Outcome Assessment Strategies
At the beginning of the course, the instructor will detail the methods used to evaluate student progress and the criteria for assigning a course grade. The assessment methods may include one or more of the following: examinations, quizzes, homework assignments, laboratory write-ups, research papers, small group problem solving, oral presentations or maintenance of a personal lab notebook.
Course Content (Themes, Concepts, Issues and Skills)
- Introduction to Chemistry including Historical Development
- Matter and Measurements
- Atoms, Molecules and Ions
- Atomic Structure and Theory
- Periodic Table
- Quantum Mechanics
- Chemical Periodicity
- Bonding Theories
- Molecular Geometry
- Bridge Topics to CH 222 (as time permits): Stoichiometry, Solid and Liquid States
- Special Topics:
- Introduction to Spectroscopy, including Chromatography, MS and IR
- Environmental Aspects of Chemistry including Greenhouse Effect and Ozone Depletion
Chemistry 221 is the first of a three term, 15-credit hour (5 hours/term), chemistry sequence designed to provide a year of general chemistry to science majors. It will meet transfer school requirements for such science majors as: chemistry, physics, chemical engineering, pre-medicine, and other pre-professional programs. The class consists of lecture, recitation and laboratory. The lecture time is used to provide the student with basic chemical concepts and mathematical applications to chemistry. The recitation time is for practicing problem solving in small group settings allowing for greater student-student as well as student-teacher contact and encouraging individual and team development. The laboratory re-enforces concepts presented in lecture and provides the student a hands-on opportunity to explore these.

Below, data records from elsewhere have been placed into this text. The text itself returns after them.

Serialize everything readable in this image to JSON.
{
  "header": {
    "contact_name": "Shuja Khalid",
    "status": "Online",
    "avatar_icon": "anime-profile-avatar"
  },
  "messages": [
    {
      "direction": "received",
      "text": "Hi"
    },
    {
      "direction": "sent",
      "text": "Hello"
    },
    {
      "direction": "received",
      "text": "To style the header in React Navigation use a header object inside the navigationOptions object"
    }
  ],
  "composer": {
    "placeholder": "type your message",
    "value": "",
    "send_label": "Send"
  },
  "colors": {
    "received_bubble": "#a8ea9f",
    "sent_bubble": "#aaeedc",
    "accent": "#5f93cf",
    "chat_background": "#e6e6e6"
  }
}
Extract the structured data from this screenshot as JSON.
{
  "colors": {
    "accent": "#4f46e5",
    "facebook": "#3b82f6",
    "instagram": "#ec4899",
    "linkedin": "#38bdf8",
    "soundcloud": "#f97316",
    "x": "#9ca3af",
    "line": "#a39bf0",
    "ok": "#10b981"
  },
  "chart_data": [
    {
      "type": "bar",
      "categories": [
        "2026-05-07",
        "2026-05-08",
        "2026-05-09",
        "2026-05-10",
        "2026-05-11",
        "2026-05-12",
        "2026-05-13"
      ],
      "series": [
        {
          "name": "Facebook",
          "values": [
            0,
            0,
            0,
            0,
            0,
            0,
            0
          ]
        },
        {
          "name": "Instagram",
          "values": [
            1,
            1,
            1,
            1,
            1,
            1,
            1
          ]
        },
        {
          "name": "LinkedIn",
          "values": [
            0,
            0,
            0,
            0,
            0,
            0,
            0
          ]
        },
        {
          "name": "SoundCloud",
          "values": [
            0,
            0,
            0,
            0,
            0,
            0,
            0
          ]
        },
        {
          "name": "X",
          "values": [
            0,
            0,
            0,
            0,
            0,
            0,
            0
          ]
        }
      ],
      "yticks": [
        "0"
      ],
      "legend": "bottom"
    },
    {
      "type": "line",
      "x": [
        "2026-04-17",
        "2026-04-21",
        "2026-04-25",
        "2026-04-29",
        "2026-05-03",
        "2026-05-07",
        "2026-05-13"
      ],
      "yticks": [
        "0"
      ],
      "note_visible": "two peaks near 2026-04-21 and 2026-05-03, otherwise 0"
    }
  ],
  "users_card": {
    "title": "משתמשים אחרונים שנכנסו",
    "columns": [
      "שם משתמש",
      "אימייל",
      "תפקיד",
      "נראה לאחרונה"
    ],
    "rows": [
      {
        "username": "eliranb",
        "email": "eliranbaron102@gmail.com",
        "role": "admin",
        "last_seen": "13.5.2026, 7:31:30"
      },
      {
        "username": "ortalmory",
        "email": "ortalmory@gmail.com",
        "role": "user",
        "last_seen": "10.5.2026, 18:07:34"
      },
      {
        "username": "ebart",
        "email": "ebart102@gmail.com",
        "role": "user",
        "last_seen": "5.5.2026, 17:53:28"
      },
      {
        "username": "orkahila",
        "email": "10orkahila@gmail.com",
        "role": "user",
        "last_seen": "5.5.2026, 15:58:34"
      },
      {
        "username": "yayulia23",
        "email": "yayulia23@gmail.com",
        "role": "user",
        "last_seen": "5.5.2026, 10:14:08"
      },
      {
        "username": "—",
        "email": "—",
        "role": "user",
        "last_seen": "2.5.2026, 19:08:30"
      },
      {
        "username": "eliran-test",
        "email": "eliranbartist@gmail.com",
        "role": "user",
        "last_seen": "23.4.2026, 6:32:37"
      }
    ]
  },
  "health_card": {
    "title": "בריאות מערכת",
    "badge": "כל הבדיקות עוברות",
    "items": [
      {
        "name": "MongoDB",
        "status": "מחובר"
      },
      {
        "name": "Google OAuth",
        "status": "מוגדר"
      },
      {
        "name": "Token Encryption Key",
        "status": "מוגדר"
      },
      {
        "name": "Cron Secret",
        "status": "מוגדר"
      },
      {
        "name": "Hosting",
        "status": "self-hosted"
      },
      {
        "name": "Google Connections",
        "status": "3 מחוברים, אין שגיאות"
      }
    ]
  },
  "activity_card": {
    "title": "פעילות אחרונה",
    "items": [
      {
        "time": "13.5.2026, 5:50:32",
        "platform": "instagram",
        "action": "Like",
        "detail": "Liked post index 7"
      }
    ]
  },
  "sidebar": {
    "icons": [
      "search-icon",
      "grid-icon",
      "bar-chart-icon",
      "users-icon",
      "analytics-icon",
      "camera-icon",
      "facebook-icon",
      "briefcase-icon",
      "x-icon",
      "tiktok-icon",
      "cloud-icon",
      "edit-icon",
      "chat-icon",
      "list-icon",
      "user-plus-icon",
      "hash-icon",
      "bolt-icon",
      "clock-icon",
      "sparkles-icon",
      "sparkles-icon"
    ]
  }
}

Lab B Notes: The lab for this course has been approved as "Lab B". This means that Faculty effort in preparation and evaluation generally occurs outside of scheduled class hours. Class format is a combination of Faculty lectures and demonstrations, guided student interactions and supervised student application of lectures. Students produce written work such as lab notebooks, reports, and responses in writing to assigned questions, and the Instructor is expected to comment on and grade this written work outside of schedule class hours. This evaluation will take place on a regular basis throughout the term.